Having a solid work crew plays a big role in your workplace happiness. It’s not just enjoying lunch together or having someone to go for coffee with—having a good support network actually makes us more productive, particularly in startup land.
While we’re often warned of the dangers of blurring the personal with the professional, in reality not developing friendships at work can be more detrimental to our success.
For one thing, our work friends act as wonderful stress relievers. They allow us to test the waters with certain ideas or problems without the fear of being shot down or ridiculed. When we need a second opinion, a bit of reassurance, or even a reality check, they’re there for us. Being able to talk openly at work in this way stops us from feeling isolated and decreases stress. If you’re in a naturally high-pressure environment, having a confidant can be the difference between excelling in your role and sinking beneath the weight of it.
Research by careers marketplace Jobbio shows that more than 33% of people believe their colleagues are the most important support when dealing with stress and other issues.
Work friendships are also the ultimate basis for teamwork. When you enjoy being around your colleagues, you’re more likely to work better together. You have a deeper understanding of each other’s work styles and personalities and this leads to more collaboration and higher productivity.
The truth is we work harder for people we like—people we can identify with on a human level and not just a professional one. In this way we’re more inclined to go above and beyond when it comes to taking on extra projects, covering more hours, or generally picking up the slack outside our job description. “A friend in need,” as they say.
In addition, people who have strong friendships at work are more invested in the company overall. They’re more engaged with developments outside their own department, and so communicate better across the board. They feel invested in the organization beyond their own career progression, and that does wonders for productivity.

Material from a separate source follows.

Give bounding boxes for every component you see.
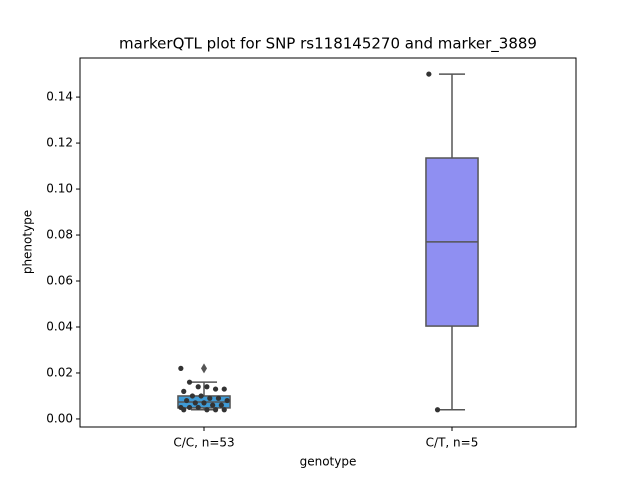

Work friends are crucial in our personal development, too. They build our confidence by offering support and reassurance in times of uncertainty and by providing informal feedback you can’t get from a manager or boss. The friends we make at work often give us a fresh perspective. Unlike our other friends, those made through work probably have less in common with us in terms of background, family structure, age, or shared interests. This diversity of thought is key in helping us broaden our horizons and expand on our way of thinking.